In ihrer Studie zeigen Forschende der Universität Zürich und der Universität Genf, dass zwar erhebliche Unterschiede zwischen den einzelnen Regionen bestehen, diese aber teilweise weniger bedeutsam sind als die Unterscheide zwischen den jeweiligen Sprachregionen und deren Nachbarländern in gleicher Muttersprache.
In allen Regionen gingen mehr als drei Viertel der Todesfälle eine oder mehrere End-of-life-Entscheidungen voraus, vor allem Entscheide, lebenserhaltende Behandlungen nicht anzuwenden oder abzusetzen (70,0% in der Deutschschweiz, 59,8% in der Romandie und 57,4% in der italienischen Schweiz).

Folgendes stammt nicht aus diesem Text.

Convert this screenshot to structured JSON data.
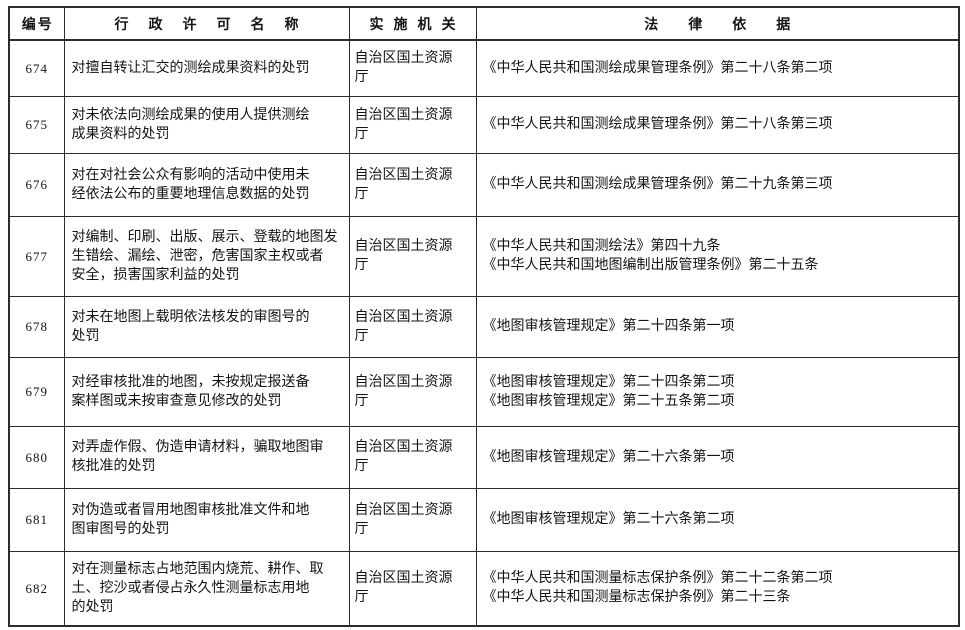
{
  "colors": {
    "background": "#ffffff",
    "border": "#2c2c2c",
    "text": "#141414"
  },
  "table": {
    "headers": {
      "id": "编号",
      "name": "行政许可名称",
      "agency": "实施机关",
      "legal": "法律依据"
    },
    "rows": [
      {
        "id": "674",
        "name": "对擅自转让汇交的测绘成果资料的处罚",
        "agency": "自治区国土资源\n厅",
        "legal": "《中华人民共和国测绘成果管理条例》第二十八条第二项"
      },
      {
        "id": "675",
        "name": "对未依法向测绘成果的使用人提供测绘\n成果资料的处罚",
        "agency": "自治区国土资源\n厅",
        "legal": "《中华人民共和国测绘成果管理条例》第二十八条第三项"
      },
      {
        "id": "676",
        "name": "对在对社会公众有影响的活动中使用未\n经依法公布的重要地理信息数据的处罚",
        "agency": "自治区国土资源\n厅",
        "legal": "《中华人民共和国测绘成果管理条例》第二十九条第三项"
      },
      {
        "id": "677",
        "name": "对编制、印刷、出版、展示、登载的地图发\n生错绘、漏绘、泄密，危害国家主权或者\n安全，损害国家利益的处罚",
        "agency": "自治区国土资源\n厅",
        "legal": "《中华人民共和国测绘法》第四十九条\n《中华人民共和国地图编制出版管理条例》第二十五条"
      },
      {
        "id": "678",
        "name": "对未在地图上载明依法核发的审图号的\n处罚",
        "agency": "自治区国土资源\n厅",
        "legal": "《地图审核管理规定》第二十四条第一项"
      },
      {
        "id": "679",
        "name": "对经审核批准的地图，未按规定报送备\n案样图或未按审查意见修改的处罚",
        "agency": "自治区国土资源\n厅",
        "legal": "《地图审核管理规定》第二十四条第二项\n《地图审核管理规定》第二十五条第二项"
      },
      {
        "id": "680",
        "name": "对弄虚作假、伪造申请材料，骗取地图审\n核批准的处罚",
        "agency": "自治区国土资源\n厅",
        "legal": "《地图审核管理规定》第二十六条第一项"
      },
      {
        "id": "681",
        "name": "对伪造或者冒用地图审核批准文件和地\n图审图号的处罚",
        "agency": "自治区国土资源\n厅",
        "legal": "《地图审核管理规定》第二十六条第二项"
      },
      {
        "id": "682",
        "name": "对在测量标志占地范围内烧荒、耕作、取\n土、挖沙或者侵占永久性测量标志用地\n的处罚",
        "agency": "自治区国土资源\n厅",
        "legal": "《中华人民共和国测量标志保护条例》第二十二条第二项\n《中华人民共和国测量标志保护条例》第二十三条"
      }
    ]
  }
}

Beihilfe zum Suizid blieb mit rund 1,5% aller zu erwartenden Todesfälle in der West- und Deutschschweiz marginal, in der italienischen Schweiz wurde kein Fall gemeldet. Diese Form der Sterbehilfe, bei der sterbewillige Personen von einem Arzt eine tödliche Dosis eines Medikaments erhalten, diese aber selber einnehmen müssen, ist in der Schweiz legal. Nicht erlaubt ist hingegen aktive Sterbehilfe, bei der eine andere Person das tödliche Mittel verabreicht.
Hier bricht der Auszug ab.